Kurz erklärt: Der Schulungsanspruch gibt jedem Betriebsratsmitglied das Recht, an erforderlichen Schulungen teilzunehmen. Grundlage ist § 37 Abs. 6 BetrVG. Der Arbeitgeber stellt die Mitglieder dafür bezahlt frei und trägt alle Kosten, von der Seminargebühr bis zur Reise. Über Thema, Anbieter und Zeitpunkt entscheidet der Betriebsrat selbst per Beschluss.

Gute Betriebsratsarbeit braucht Wissen, und dieses Wissen steht Ihnen gesetzlich zu. Der Schulungsanspruch für Betriebsräte sichert Ihnen erforderliche Schulungen, die Freistellung dafür und die volle Kostenübernahme durch den Arbeitgeber.

Dieser Ratgeber zeigt Ihnen, welche Schulungen Ihnen zustehen, wie Sie den Anspruch mit einem Entsendebeschluss durchsetzen und was Sie tun können, wenn der Arbeitgeber sich querstellt.

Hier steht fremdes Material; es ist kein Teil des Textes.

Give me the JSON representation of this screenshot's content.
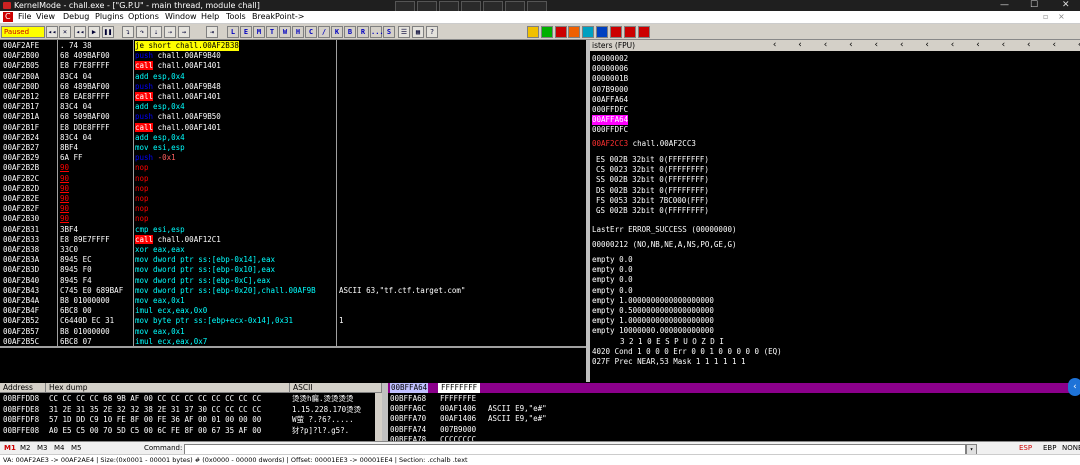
{
  "titlebar": {
    "title": "KernelMode - chall.exe - [\"G.P.U\" - main thread, module chall]",
    "min": "—",
    "max": "☐",
    "close": "✕"
  },
  "menu": {
    "icon": "C",
    "items": [
      "File",
      "View",
      "Debug",
      "Plugins",
      "Options",
      "Window",
      "Help",
      "Tools",
      "BreakPoint->"
    ]
  },
  "toolbar": {
    "status": "Paused",
    "letters": [
      "L",
      "E",
      "M",
      "T",
      "W",
      "H",
      "C",
      "/",
      "K",
      "B",
      "R",
      "...",
      "S"
    ]
  },
  "cpu": {
    "rows": [
      {
        "addr": "00AF2AFE",
        "hex": ". 74 38",
        "dis": "je short chall.00AF2B38",
        "kind": "je",
        "com": ""
      },
      {
        "addr": "00AF2B00",
        "hex": "68 409BAF00",
        "dis": "push chall.00AF9B40",
        "kind": "push",
        "com": ""
      },
      {
        "addr": "00AF2B05",
        "hex": "E8 F7E8FFFF",
        "dis": "call chall.00AF1401",
        "kind": "call",
        "com": ""
      },
      {
        "addr": "00AF2B0A",
        "hex": "83C4 04",
        "dis": "add esp,0x4",
        "kind": "arith",
        "com": ""
      },
      {
        "addr": "00AF2B0D",
        "hex": "68 489BAF00",
        "dis": "push chall.00AF9B48",
        "kind": "push",
        "com": ""
      },
      {
        "addr": "00AF2B12",
        "hex": "E8 EAE8FFFF",
        "dis": "call chall.00AF1401",
        "kind": "call",
        "com": ""
      },
      {
        "addr": "00AF2B17",
        "hex": "83C4 04",
        "dis": "add esp,0x4",
        "kind": "arith",
        "com": ""
      },
      {
        "addr": "00AF2B1A",
        "hex": "68 509BAF00",
        "dis": "push chall.00AF9B50",
        "kind": "push",
        "com": ""
      },
      {
        "addr": "00AF2B1F",
        "hex": "E8 DDE8FFFF",
        "dis": "call chall.00AF1401",
        "kind": "call",
        "com": ""
      },
      {
        "addr": "00AF2B24",
        "hex": "83C4 04",
        "dis": "add esp,0x4",
        "kind": "arith",
        "com": ""
      },
      {
        "addr": "00AF2B27",
        "hex": "8BF4",
        "dis": "mov esi,esp",
        "kind": "mov",
        "com": ""
      },
      {
        "addr": "00AF2B29",
        "hex": "6A FF",
        "dis": "push -0x1",
        "kind": "push",
        "com": ""
      },
      {
        "addr": "00AF2B2B",
        "hex": "90",
        "dis": "nop",
        "kind": "nop",
        "com": ""
      },
      {
        "addr": "00AF2B2C",
        "hex": "90",
        "dis": "nop",
        "kind": "nop",
        "com": ""
      },
      {
        "addr": "00AF2B2D",
        "hex": "90",
        "dis": "nop",
        "kind": "nop",
        "com": ""
      },
      {
        "addr": "00AF2B2E",
        "hex": "90",
        "dis": "nop",
        "kind": "nop",
        "com": ""
      },
      {
        "addr": "00AF2B2F",
        "hex": "90",
        "dis": "nop",
        "kind": "nop",
        "com": ""
      },
      {
        "addr": "00AF2B30",
        "hex": "90",
        "dis": "nop",
        "kind": "nop",
        "com": ""
      },
      {
        "addr": "00AF2B31",
        "hex": "3BF4",
        "dis": "cmp esi,esp",
        "kind": "cmp",
        "com": ""
      },
      {
        "addr": "00AF2B33",
        "hex": "E8 89E7FFFF",
        "dis": "call chall.00AF12C1",
        "kind": "call",
        "com": ""
      },
      {
        "addr": "00AF2B38",
        "hex": "33C0",
        "dis": "xor eax,eax",
        "kind": "arith",
        "com": ""
      },
      {
        "addr": "00AF2B3A",
        "hex": "8945 EC",
        "dis": "mov dword ptr ss:[ebp-0x14],eax",
        "kind": "mov",
        "com": ""
      },
      {
        "addr": "00AF2B3D",
        "hex": "8945 F0",
        "dis": "mov dword ptr ss:[ebp-0x10],eax",
        "kind": "mov",
        "com": ""
      },
      {
        "addr": "00AF2B40",
        "hex": "8945 F4",
        "dis": "mov dword ptr ss:[ebp-0xC],eax",
        "kind": "mov",
        "com": ""
      },
      {
        "addr": "00AF2B43",
        "hex": "C745 E0 689BAF",
        "dis": "mov dword ptr ss:[ebp-0x20],chall.00AF9B",
        "kind": "mov",
        "com": "ASCII 63,\"tf.ctf.target.com\""
      },
      {
        "addr": "00AF2B4A",
        "hex": "B8 01000000",
        "dis": "mov eax,0x1",
        "kind": "mov",
        "com": ""
      },
      {
        "addr": "00AF2B4F",
        "hex": "6BC8 00",
        "dis": "imul ecx,eax,0x0",
        "kind": "arith",
        "com": ""
      },
      {
        "addr": "00AF2B52",
        "hex": "C6440D EC 31",
        "dis": "mov byte ptr ss:[ebp+ecx-0x14],0x31",
        "kind": "mov",
        "com": "1"
      },
      {
        "addr": "00AF2B57",
        "hex": "B8 01000000",
        "dis": "mov eax,0x1",
        "kind": "mov",
        "com": ""
      },
      {
        "addr": "00AF2B5C",
        "hex": "6BC8 07",
        "dis": "imul ecx,eax,0x7",
        "kind": "arith",
        "com": ""
      }
    ]
  },
  "registers": {
    "title": "isters (FPU)",
    "stack_vals": [
      "00000002",
      "00000006",
      "0000001B",
      "007B9000",
      "00AFFA64",
      "000FFDFC",
      "00AFFA64",
      "000FFDFC"
    ],
    "eip": "00AF2CC3 chall.00AF2CC3",
    "segments": [
      "ES 002B 32bit 0(FFFFFFFF)",
      "CS 0023 32bit 0(FFFFFFFF)",
      "SS 002B 32bit 0(FFFFFFFF)",
      "DS 002B 32bit 0(FFFFFFFF)",
      "FS 0053 32bit 7BC000(FFF)",
      "GS 002B 32bit 0(FFFFFFFF)"
    ],
    "lasterr": "LastErr ERROR_SUCCESS (00000000)",
    "efl": "00000212 (NO,NB,NE,A,NS,PO,GE,G)",
    "fpu": [
      "empty 0.0",
      "empty 0.0",
      "empty 0.0",
      "empty 0.0",
      "empty 1.0000000000000000000",
      "empty 0.5000000000000000000",
      "empty 1.0000000000000000000",
      "empty 10000000.000000000000"
    ],
    "flags_header": "3 2 1 0      E S P U O Z D I",
    "cond": "4020  Cond 1 0 0 0  Err 0 0 1 0 0 0 0 0  (EQ)",
    "prec": "027F  Prec NEAR,53  Mask    1 1 1 1 1 1"
  },
  "dump": {
    "headers": [
      "Address",
      "Hex dump",
      "ASCII"
    ],
    "rows": [
      {
        "addr": "00BFFDD8",
        "hex": "CC CC CC CC 68 9B AF 00 CC CC CC CC CC CC CC CC",
        "ascii": "烫烫h瘺.烫烫烫烫"
      },
      {
        "addr": "00BFFDE8",
        "hex": "31 2E 31 35 2E 32 32 38 2E 31 37 30 CC CC CC CC",
        "ascii": "1.15.228.170烫烫"
      },
      {
        "addr": "00BFFDF8",
        "hex": "57 1D DD C9 10 FE 8F 00 FE 36 AF 00 01 00 00 00",
        "ascii": "W萤 ?.?6?....."
      },
      {
        "addr": "00BFFE08",
        "hex": "A0 E5 C5 00 70 5D C5 00 6C FE 8F 00 67 35 AF 00",
        "ascii": "犲?p]?l?.g5?."
      }
    ]
  },
  "stack": {
    "top_addr": "00BFFA64",
    "top_val": "FFFFFFFF",
    "rows": [
      {
        "addr": "00BFFA68",
        "val": "FFFFFFFE",
        "com": ""
      },
      {
        "addr": "00BFFA6C",
        "val": "00AF1406",
        "com": "ASCII E9,\"e#\""
      },
      {
        "addr": "00BFFA70",
        "val": "00AF1406",
        "com": "ASCII E9,\"e#\""
      },
      {
        "addr": "00BFFA74",
        "val": "007B9000",
        "com": ""
      },
      {
        "addr": "00BFFA78",
        "val": "CCCCCCCC",
        "com": ""
      }
    ]
  },
  "cmdbar": {
    "tabs": [
      "M1",
      "M2",
      "M3",
      "M4",
      "M5"
    ],
    "command_label": "Command:",
    "reg_buttons": [
      "ESP",
      "EBP",
      "NONE"
    ]
  },
  "status": "VA: 00AF2AE3 -> 00AF2AE4  |  Size:(0x0001 - 00001 bytes)  #  (0x0000 - 00000 dwords)  |  Offset: 00001EE3 -> 00001EE4  |  Section: .cchalb .text",
  "colors": {
    "push": "#ff6060",
    "call_bg": "#ff0000",
    "call_fg": "#ffffff",
    "mov": "#00ffff",
    "cmp": "#00ffff",
    "nop": "#ff0000",
    "arith": "#00ffff",
    "je_bg": "#ffff00",
    "je_fg": "#000000",
    "magenta": "#ff00ff",
    "stack_hdr": "#8b008b"
  }
}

Betriebsräte fordern den Schulungsanspruch

Das Wichtigste in Kürze

  • Betriebsräte haben nach § 37 Abs. 6 BetrVG einen Anspruch auf alle Schulungen, die für ihre Arbeit erforderlich sind.
  • Der Arbeitgeber trägt die vollen Kosten (Seminargebühr, Reise, Übernachtung, Verpflegung) und zahlt das Entgelt weiter.
  • Über Thema, Anbieter und Zeitpunkt entscheidet der Betriebsrat selbst, per Beschluss und ohne Zustimmung des Arbeitgebers.
  • Neu gewählte Mitglieder haben immer Anspruch auf Grundlagenwissen, ohne dass sie die Erforderlichkeit gesondert begründen müssen.
  • Lehnt der Arbeitgeber ab, entscheidet die Einigungsstelle über den Termin oder das Arbeitsgericht über die Erforderlichkeit.

Welchen Schulungsanspruch haben Betriebsräte nach dem BetrVG?

Das Betriebsverfassungsgesetz gibt Ihnen als Betriebsrat einen doppelten Anspruch auf Fortbildung. Es unterscheidet zwischen erforderlichen Schulungen und geeigneten Schulungen. Beide sind im § 37 BetrVG geregelt, aber sie folgen unterschiedlichen Voraussetzungen.

Erforderliche Schulungen nach § 37 Abs. 6 BetrVG vermitteln das Wissen, das der Betriebsrat für seine konkrete Arbeit im Gremium braucht. Hier trägt der Arbeitgeber alle Kosten, und einen zeitlichen Deckel gibt es nicht. Die Zahl der erforderlichen Schulungen richtet sich allein nach dem Bedarf, nicht nach einem festen Kontingent.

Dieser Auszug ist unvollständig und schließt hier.